Из уголка титовского вялого глаза выкатилась круглая слеза. Майор внимательно следил, как она текла по щеке, сползла на подбородок и затерялась в жидкой бороденке.
Не дожидаясь появления очередной слезы, Наганов стукнул кулаком по столу и властно крикнул:
— Хватит, Титов! Отправляйтесь-ка в камеру. Обдумайте вторую версию, может, с ней вам больше повезет. И без истерик, тут вам не сундук… Старшина, уведите!
— Слушаюсь!
Дюжий старшина Могучий взял Титова за плечо:
— Пошли у камору.
— Но ведь я…
Майор безразлично смотрел в окно, барабаня по столу пальцами.
— По-шшли! — рявкнул старшина. — Эн-ты-лы-ггент!
На помощь старшине спешил другой старшина, постарше. Его фамилия была простой и дельной: Узелков.
«Так-c, так-с»
КПЗ — камера предварительного заключения — находилась рядом с дежурной комнатой: майор отбывал свое дежурство по графику, раз в месяц. И когда старшины, порозовевшие, довольные, вернулись, майор добродушно предложил:
— Ну, что, Могучий? Партию в шахматы, а? Давай?

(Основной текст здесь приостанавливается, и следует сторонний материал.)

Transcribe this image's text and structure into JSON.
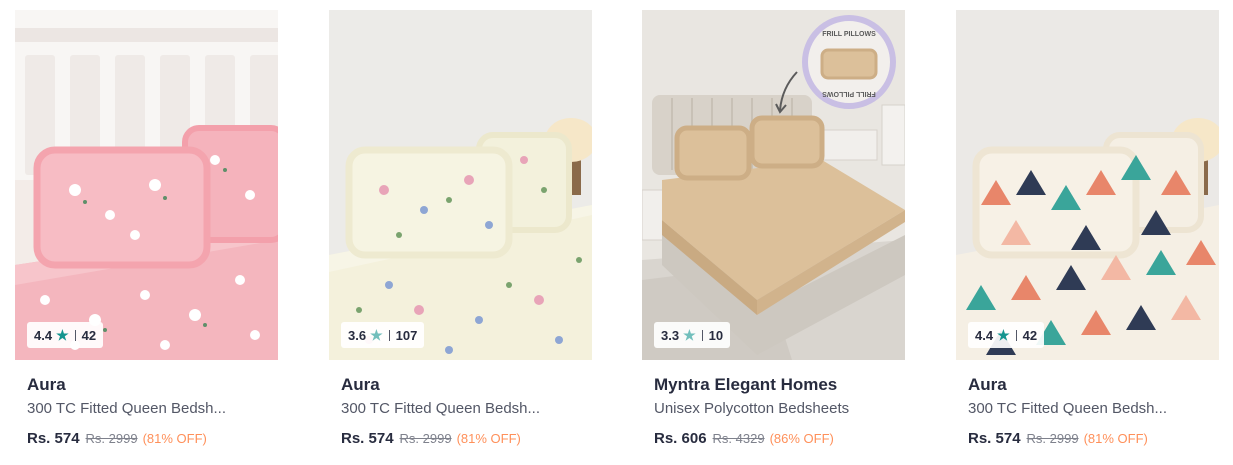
{
  "products": [
    {
      "rating": "4.4",
      "rating_count": "42",
      "brand": "Aura",
      "description": "300 TC Fitted Queen Bedsh...",
      "price": "Rs. 574",
      "mrp": "Rs. 2999",
      "discount": "(81% OFF)"
    },
    {
      "rating": "3.6",
      "rating_count": "107",
      "brand": "Aura",
      "description": "300 TC Fitted Queen Bedsh...",
      "price": "Rs. 574",
      "mrp": "Rs. 2999",
      "discount": "(81% OFF)"
    },
    {
      "rating": "3.3",
      "rating_count": "10",
      "brand": "Myntra Elegant Homes",
      "description": "Unisex Polycotton Bedsheets",
      "price": "Rs. 606",
      "mrp": "Rs. 4329",
      "discount": "(86% OFF)",
      "image_badge_top": "FRILL PILLOWS",
      "image_badge_bottom": "FRILL PILLOWS"
    },
    {
      "rating": "4.4",
      "rating_count": "42",
      "brand": "Aura",
      "description": "300 TC Fitted Queen Bedsh...",
      "price": "Rs. 574",
      "mrp": "Rs. 2999",
      "discount": "(81% OFF)"
    }
  ],
  "icons": {
    "rating_star": "star-icon"
  },
  "colors": {
    "star_high": "#14958f",
    "star_low": "#72bfbc",
    "discount": "#ff905a",
    "brand_text": "#282c3f"
  }
}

— Так точно, товарищ майор! Это можно.
Могучий с детства был заядлым шахматистом. На дежурство он всегда приносил с собой шахматную доску с фигурами.
— Чьи будут белые?
По традиции бросили монетку. Майор, как всегда, угадал:
— Орел!
Могучему, естественно, выпала решка.
Аккуратно и правильно расставив белые фигуры (Могучий то же самое продублировал с черными) — как положено, ферзя на белое, короля на черное поле, — майор задумался на пару минут. А затем, решившись, двинул королевскую пешку на два поля вперед. И даже сказал вслух:
— Е2-е4!
Могучий смело ответил: «е7-е5».
Майор любил позиционную игру и редко шел на жертвы. Больше всего ему нравилось бить пешки противника. Он довольно приговаривал при этом:
— А мы вашу пешечку амм! Амм!
Кроме того, майору нравилось делать хитрые, коварные ходы конем (он называл их «конские маневры») и объявлять шах. Делал это майор Наганов торжественно и властно.

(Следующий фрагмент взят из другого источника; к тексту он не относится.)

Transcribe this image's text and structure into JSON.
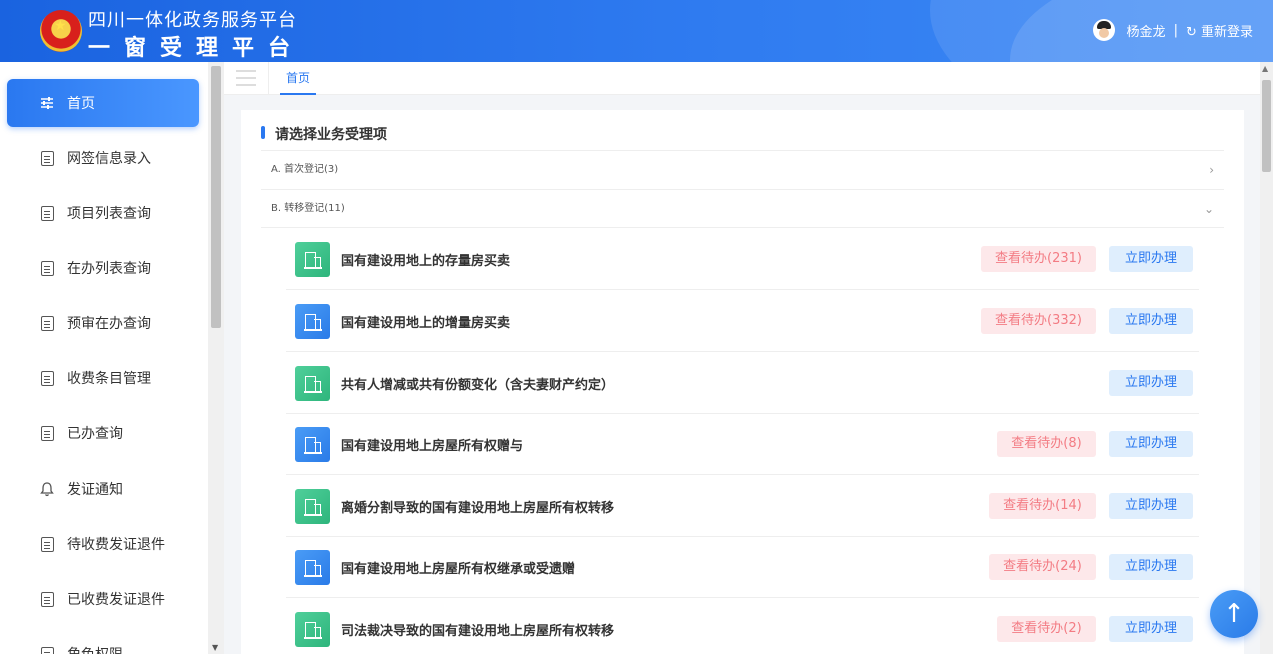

Особенно силен был Наганов в миттельшпиле. Совсем недавно ему присвоили четвертую категорию по шахматам (третий разряд по лыжам, второй по самбо и первый по стрельбе майор имел очень давно, со времен учебы в Ленинградской опер-школе).
Старшина Могучий, значкист, украинец, играл вдумчиво, основательно, неторопливо. Он измерял пространство доски ладонью, чесал в голове, протягивал таинственное «так-с, так-с», мощно сопел и шел на упрощения.
Партия подходила к концу. Силы были равными, несмотря на все конские хитрости майора. Тогда Наганов объявил коварный шах, — естественно, конем.
Старшина Могучий крепко задумался и взял в рот сбитую два хода назад нагановскую белую пешку (это была его давняя привычка: брать пешку в рот и думать, он всегда поступал так в сложных положениях).
— Шах королю! — со спокойным достоинством объявил майор, указывая на своего коварного коня. — Шах королю!
Можно было бы обойтись и просто «шахом», кому же иному, как не королю? Но по мнению майора «шах королю» звучало более весомо.